As noted, an Android laptop was in the works. I think an Android laptop with Chrome browser, with extension support, would've been the holy grail. But Sundar Pichai wanted to protect his Chrome OS project, so when he took over Android, he killed that project. (And yes, I can dig up a reference to this, if anyone questions it.)


Chrome OS and Android may seem similar from a distance – they’re technically similar and do similar things, but they have very different goals.

Android was trying to imitate iOS and needed to establish itself and survive in a harsh market environment. It needed to be flashy, appeal to elitists, be affordable enough for the „poorer“ market segments, foster an economy around „apps“, etc. The result was an unholy monstrosity that, nevertheless, managed to beat iOS (on market share) as it was supposed to.

Chrome OS instead was an attempt at reducing a computer as much as possible to being just an interface to the internet – merely a technical artefact required to interface with the digital world, since humans don’t happen to have WiFi built in. Sort of like Google Glass, but envisioned in a world were smartphones did not yet exist. Market concerns and technical viability were secondary. The result was something that functionality-wise works as well as current technology allows, but nevertheless is the only laptop out there that truly „just works“. If anything actually ever breaks, you can go to the store, buy another one and have it work exactly the same like your old one – just type in your login credentials and everything’s back to where you left it.

I agree that in a perfect world both these „things“ should be achievable by only one product, but, reality being the mess hat it is, lead to Google developing two different products and now painfully trying to converge them into only one as much as possible.


Android is a odd one.

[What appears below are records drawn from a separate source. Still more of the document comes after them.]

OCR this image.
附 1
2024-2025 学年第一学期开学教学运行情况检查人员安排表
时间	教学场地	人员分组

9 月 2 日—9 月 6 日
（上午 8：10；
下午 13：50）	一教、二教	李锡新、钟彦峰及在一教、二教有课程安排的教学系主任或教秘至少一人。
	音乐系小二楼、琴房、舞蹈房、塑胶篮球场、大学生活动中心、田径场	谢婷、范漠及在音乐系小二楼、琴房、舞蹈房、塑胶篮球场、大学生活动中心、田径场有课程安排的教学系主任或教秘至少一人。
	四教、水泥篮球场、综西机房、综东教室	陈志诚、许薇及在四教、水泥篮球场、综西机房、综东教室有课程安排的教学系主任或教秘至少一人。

Google bought it, and until recently it pretty much acted as a separate fief to Google.

Chrome(OS) on the other hand was, i think, started as one employee's personal project. Likely based on a observation that many of us spend our days mainly using a web browser, with the rest of the OS sitting idle around it.

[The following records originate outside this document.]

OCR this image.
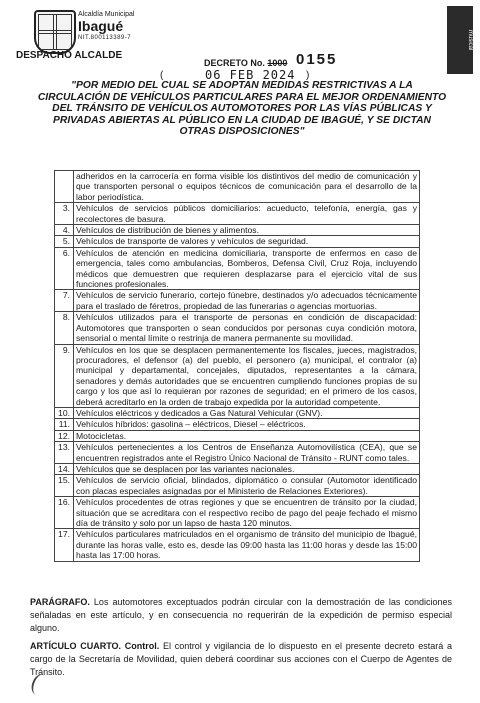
Alcaldía Municipal
Ibagué
NIT.800113389-7
DESPACHO ALCALDE
musical
DECRETO No. 1000 0155
(	06 FEB 2024 )
"POR MEDIO DEL CUAL SE ADOPTAN MEDIDAS RESTRICTIVAS A LA CIRCULACIÓN DE VEHÍCULOS PARTICULARES PARA EL MEJOR ORDENAMIENTO DEL TRÁNSITO DE VEHÍCULOS AUTOMOTORES POR LAS VÍAS PÚBLICAS Y PRIVADAS ABIERTAS AL PÚBLICO EN LA CIUDAD DE IBAGUÉ, Y SE DICTAN OTRAS DISPOSICIONES"
	adheridos en la carrocería en forma visible los distintivos del medio de comunicación y que transporten personal o equipos técnicos de comunicación para el desarrollo de la labor periodística.
3.	Vehículos de servicios públicos domiciliarios: acueducto, telefonía, energía, gas y recolectores de basura.
4.	Vehículos de distribución de bienes y alimentos.
5.	Vehículos de transporte de valores y vehículos de seguridad.
6.	Vehículos de atención en medicina domiciliaria, transporte de enfermos en caso de emergencia, tales como ambulancias, Bomberos, Defensa Civil, Cruz Roja, incluyendo médicos que demuestren que requieren desplazarse para el ejercicio vital de sus funciones profesionales.
7.	Vehículos de servicio funerario, cortejo fúnebre, destinados y/o adecuados técnicamente para el traslado de féretros, propiedad de las funerarias o agencias mortuorias.
8.	Vehículos utilizados para el transporte de personas en condición de discapacidad: Automotores que transporten o sean conducidos por personas cuya condición motora, sensorial o mental límite o restrinja de manera permanente su movilidad.
9.	Vehículos en los que se desplacen permanentemente los fiscales, jueces, magistrados, procuradores, el defensor (a) del pueblo, el personero (a) municipal, el contralor (a) municipal y departamental, concejales, diputados, representantes a la cámara, senadores y demás autoridades que se encuentren cumpliendo funciones propias de su cargo y los que así lo requieran por razones de seguridad; en el primero de los casos, deberá acreditarlo en la orden de trabajo expedida por la autoridad competente.
10.	Vehículos eléctricos y dedicados a Gas Natural Vehicular (GNV).
11.	Vehículos híbridos: gasolina – eléctricos, Diesel – eléctricos.
12.	Motocicletas.
13.	Vehículos pertenecientes a los Centros de Enseñanza Automovilística (CEA), que se encuentren registrados ante el Registro Único Nacional de Tránsito - RUNT como tales.
14.	Vehículos que se desplacen por las variantes nacionales.
15.	Vehículos de servicio oficial, blindados, diplomático o consular (Automotor identificado con placas especiales asignadas por el Ministerio de Relaciones Exteriores).
16.	Vehículos procedentes de otras regiones y que se encuentren de tránsito por la ciudad, situación que se acreditara con el respectivo recibo de pago del peaje fechado el mismo día de tránsito y solo por un lapso de hasta 120 minutos.
17.	Vehículos particulares matriculados en el organismo de tránsito del municipio de Ibagué, durante las horas valle, esto es, desde las 09:00 hasta las 11:00 horas y desde las 15:00 hasta las 17:00 horas.
PARÁGRAFO. Los automotores exceptuados podrán circular con la demostración de las condiciones señaladas en este artículo, y en consecuencia no requerirán de la expedición de permiso especial alguno.
ARTÍCULO CUARTO. Control. El control y vigilancia de lo dispuesto en el presente decreto estará a cargo de la Secretaría de Movilidad, quien deberá coordinar sus acciones con el Cuerpo de Agentes de Tránsito.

I've always felt that in concept, Chrome OS belonged on phones and Android on laptops. Think about it -- Chrome OS really needs an always-connected device, which is a phone, whereas Android runs all apps locally (except apps which have a sole purpose of getting online such as web browsers).


Early Chromebooks shipped with a mobile radio built in, iirc.

Not sure if that is the case any more, or that they now assume that everyone has a phone with a wifi hotspot capability.